On their last day of class, I asked my students to choose a painting from a large collection of reproductions that I brought to class. Then they were charged with the task of writing a haiku about the painting of their choice. I was very pleased with the results. Most of the students took their poetry with them, but here are three who shared their work with me.

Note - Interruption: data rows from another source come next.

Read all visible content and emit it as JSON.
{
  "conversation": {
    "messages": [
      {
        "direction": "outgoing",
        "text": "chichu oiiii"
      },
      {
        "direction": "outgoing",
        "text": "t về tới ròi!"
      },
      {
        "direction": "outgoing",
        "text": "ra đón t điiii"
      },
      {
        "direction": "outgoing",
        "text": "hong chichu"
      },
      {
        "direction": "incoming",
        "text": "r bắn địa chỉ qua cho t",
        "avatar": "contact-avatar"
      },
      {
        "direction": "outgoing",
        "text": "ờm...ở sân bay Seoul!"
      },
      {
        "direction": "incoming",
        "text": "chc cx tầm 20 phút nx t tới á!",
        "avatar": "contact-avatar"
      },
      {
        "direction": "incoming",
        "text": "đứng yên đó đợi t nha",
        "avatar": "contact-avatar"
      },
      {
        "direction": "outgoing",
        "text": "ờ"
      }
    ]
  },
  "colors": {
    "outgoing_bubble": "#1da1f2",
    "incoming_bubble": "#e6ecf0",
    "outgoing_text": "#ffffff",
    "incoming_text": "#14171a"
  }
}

Michael McAndrew chose Rouen Port Unloading Wood by Camille Pissaro (1898). Here is the painting:
Here is his haiku:
Cold steel in cold sea
Men rise early in morning
Labor for fam’ly
Kyler Luckey chose La Place Valhubert by Armand Guillaumin (1875):
Here is Kyler’s two-verse haiku:
Cold air and warm hearts
Hand in hand down the river
Boats pass like moments.
Time is fleeting by
Like a small flame flickering
Cold air bites our hands.
Finally, Adam Cowart chose the painting Napoleon Leading His Troops Over the Bridge at Arcole, by Horace Vernet (1826).
And here is Adam’s haiku:
As the soldiers fought
“What is this all for?” they thought
Nor war, but for peace.
Our Fine Arts textbook talks about ways in which the various arts can interrelate with one another. This would be an example of interpretation, where one art form already exists and then another artist draws upon that work for inspiration in creating something new, usually using different media. I really appreciate these three students who were willing to share their work with me — and now, with you, too.